Case Presentation: A 29-year-old Caucasian male lettuce farmer with no significant past medical history presented to our ED with acutely worsening holocranial throbbing headache, polyarthralgias, intermittent migrating burning rashes, and severe paresthesia to tips of all toes. He reported a three-week history of neck pain, excruciating hyperesthesias to light touch, diffuse abdominal pain, and constipation. Nine days prior to admission, he was evaluated for similar complaints and was suspected to have rat lungworm disease (RLWD), a parasitic eosinophilic meningitis familiar to the region, after initial studies identified peripheral eosinophilia. However, CSF studies lacked the characteristic eosinophilic pleocytosis and PCR testing for the parasite was negative so a diagnosis remained elusive. Upon admission, however, there was increasing suspicion of RLWD in light of the patient’s occupation as he regularly consumed unwashed produce- namely lettuce- and animals from the farm. Repeat studies revealed eosinophilic CSF pleocytosis, curvilinear tracts on brain MRI, and PCR positivity for the rat lungworm to confirm diagnosis. Patient was treated with multimodal pain management, corticosteroids, periodic removal of CSF, and later, an antihelminthic, with partial success.

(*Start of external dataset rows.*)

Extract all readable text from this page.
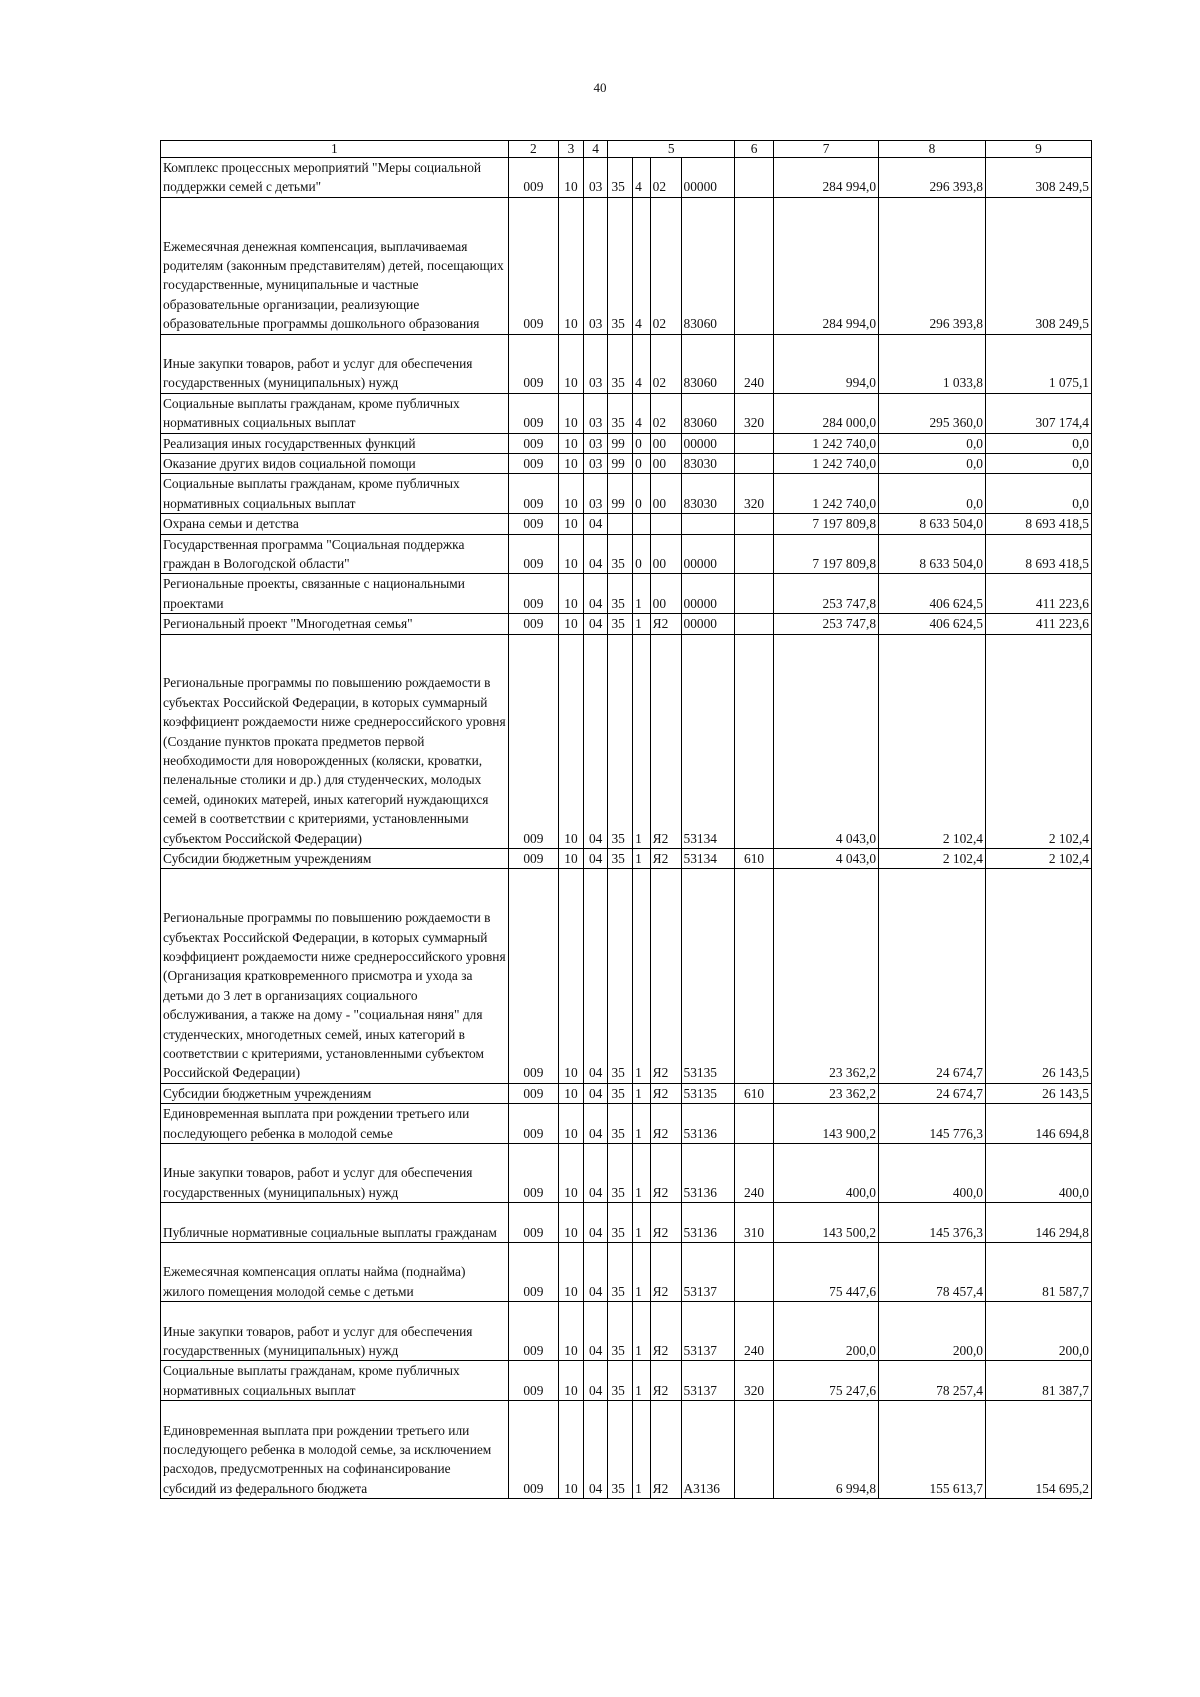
40
1	2	3	4	5				6	7	8	9
Комплекс процессных мероприятий "Меры социальной поддержки семей с детьми"	009	10	03	35	4	02	00000		284 994,0	296 393,8	308 249,5
Ежемесячная денежная компенсация, выплачиваемая родителям (законным представителям) детей, посещающих государственные, муниципальные и частные образовательные организации, реализующие образовательные программы дошкольного образования	009	10	03	35	4	02	83060		284 994,0	296 393,8	308 249,5
Иные закупки товаров, работ и услуг для обеспечения государственных (муниципальных) нужд	009	10	03	35	4	02	83060	240	994,0	1 033,8	1 075,1
Социальные выплаты гражданам, кроме публичных нормативных социальных выплат	009	10	03	35	4	02	83060	320	284 000,0	295 360,0	307 174,4
Реализация иных государственных функций	009	10	03	99	0	00	00000		1 242 740,0	0,0	0,0
Оказание других видов социальной помощи	009	10	03	99	0	00	83030		1 242 740,0	0,0	0,0
Социальные выплаты гражданам, кроме публичных нормативных социальных выплат	009	10	03	99	0	00	83030	320	1 242 740,0	0,0	0,0
Охрана семьи и детства	009	10	04						7 197 809,8	8 633 504,0	8 693 418,5
Государственная программа "Социальная поддержка граждан в Вологодской области"	009	10	04	35	0	00	00000		7 197 809,8	8 633 504,0	8 693 418,5
Региональные проекты, связанные с национальными проектами	009	10	04	35	1	00	00000		253 747,8	406 624,5	411 223,6
Региональный проект "Многодетная семья"	009	10	04	35	1	Я2	00000		253 747,8	406 624,5	411 223,6
Региональные программы по повышению рождаемости в субъектах Российской Федерации, в которых суммарный коэффициент рождаемости ниже среднероссийского уровня (Создание пунктов проката предметов первой необходимости для новорожденных (коляски, кроватки, пеленальные столики и др.) для студенческих, молодых семей, одиноких матерей, иных категорий нуждающихся семей в соответствии с критериями, установленными субъектом Российской Федерации)	009	10	04	35	1	Я2	53134		4 043,0	2 102,4	2 102,4
Субсидии бюджетным учреждениям	009	10	04	35	1	Я2	53134	610	4 043,0	2 102,4	2 102,4
Региональные программы по повышению рождаемости в субъектах Российской Федерации, в которых суммарный коэффициент рождаемости ниже среднероссийского уровня (Организация кратковременного присмотра и ухода за детьми до 3 лет в организациях социального обслуживания, а также на дому - "социальная няня" для студенческих, многодетных семей, иных категорий в соответствии с критериями, установленными субъектом Российской Федерации)	009	10	04	35	1	Я2	53135		23 362,2	24 674,7	26 143,5
Субсидии бюджетным учреждениям	009	10	04	35	1	Я2	53135	610	23 362,2	24 674,7	26 143,5
Единовременная выплата при рождении третьего или последующего ребенка в молодой семье	009	10	04	35	1	Я2	53136		143 900,2	145 776,3	146 694,8
Иные закупки товаров, работ и услуг для обеспечения государственных (муниципальных) нужд	009	10	04	35	1	Я2	53136	240	400,0	400,0	400,0
Публичные нормативные социальные выплаты гражданам	009	10	04	35	1	Я2	53136	310	143 500,2	145 376,3	146 294,8
Ежемесячная компенсация оплаты найма (поднайма) жилого помещения молодой семье с детьми	009	10	04	35	1	Я2	53137		75 447,6	78 457,4	81 587,7
Иные закупки товаров, работ и услуг для обеспечения государственных (муниципальных) нужд	009	10	04	35	1	Я2	53137	240	200,0	200,0	200,0
Социальные выплаты гражданам, кроме публичных нормативных социальных выплат	009	10	04	35	1	Я2	53137	320	75 247,6	78 257,4	81 387,7
Единовременная выплата при рождении третьего или последующего ребенка в молодой семье, за исключением расходов, предусмотренных на софинансирование субсидий из федерального бюджета	009	10	04	35	1	Я2	А3136		6 994,8	155 613,7	154 695,2
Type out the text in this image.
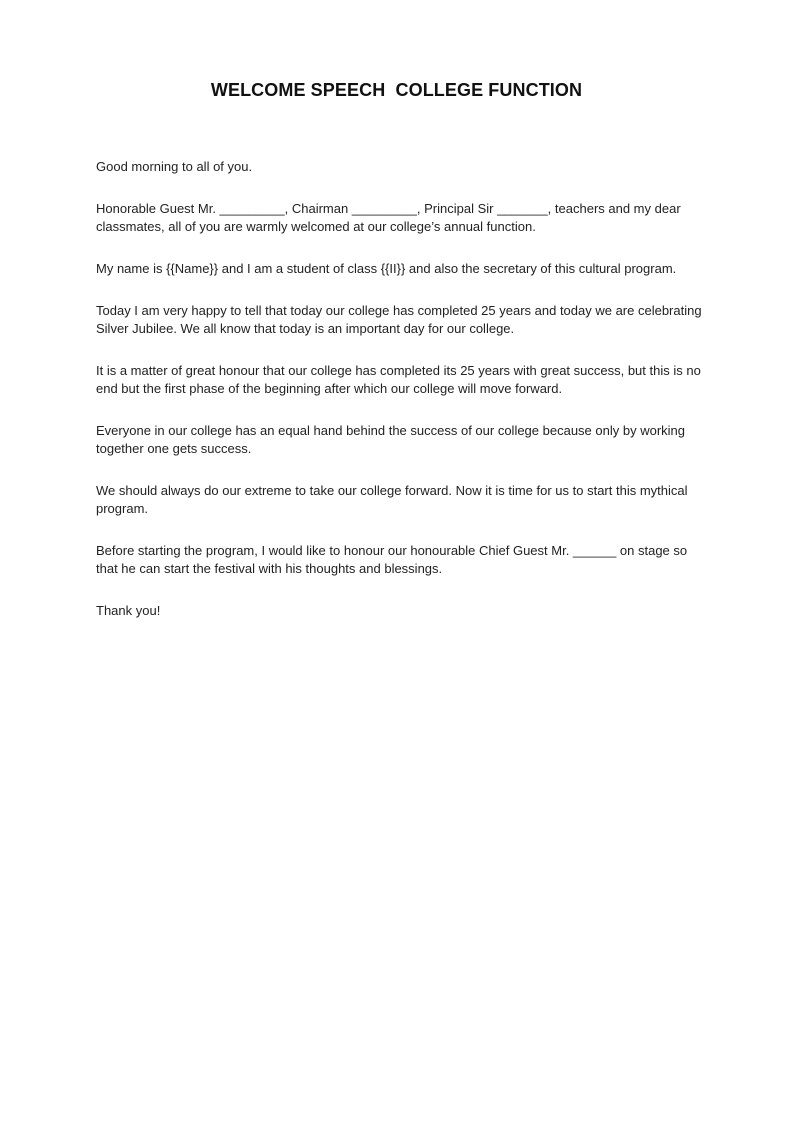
WELCOME SPEECH  COLLEGE FUNCTION

Good morning to all of you.

Honorable Guest Mr. _________, Chairman _________, Principal Sir _______, teachers and my dear classmates, all of you are warmly welcomed at our college’s annual function.

My name is {{Name}} and I am a student of class {{II}} and also the secretary of this cultural program.

Today I am very happy to tell that today our college has completed 25 years and today we are celebrating Silver Jubilee. We all know that today is an important day for our college.

It is a matter of great honour that our college has completed its 25 years with great success, but this is no end but the first phase of the beginning after which our college will move forward.

Everyone in our college has an equal hand behind the success of our college because only by working together one gets success.

We should always do our extreme to take our college forward. Now it is time for us to start this mythical program.

Before starting the program, I would like to honour our honourable Chief Guest Mr. ______ on stage so that he can start the festival with his thoughts and blessings.

Thank you!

Discussion: Eosinophilic meningitis is a rare clinical entity characterized by meningeal inflammation and eosinophilic CSF pleocytosis. Among infectious causes, the rat lungworm parasite Angiostrongylus cantonensis, is the most common worldwide. Humans are incidental hosts and become infected by ingestion of raw or undercooked snails, slugs, or contaminated produce that contain the infective, neurotropic larvae. Typical presentation includes symptoms of bacterial meningitis, such as nausea, vomiting, neck stiffness and headaches. Diagnosis is based upon clinical presentation, CSF eosinophilia (>10 eosinophils/mm3) and history of possible exposure. Peripheral eosinophilia is also commonly seen, but does not correlate with CSF eosinophilia or clinical course. Treatment is supportive. Antihelminthics are not routinely used as they may elicit an inflammatory response due to dying organisms, potentially worsening neurologic symptoms. In the absence of reinfection, most infections resolve without specific treatment as the migrating larvae die. However, serious complications leading to neurologic dysfunction or death can rarely occur.
Conclusions: RLWD should be considered in patients who present with headache, meningismus, and nonspecific neurologic symptoms in the setting of possible exposure. Given the rarity of this disease and the fact that characteristic laboratory features may be absent at initial encounter, it is important to maintain a high-index of suspicion for RLWD, especially in endemic areas. While most patients will have a self-limited course and recover completely, there is potential for severe debilitation as highlighted by this case. Early recognition may factor into recovery of long-term recovery of patients, although studies on this are limited.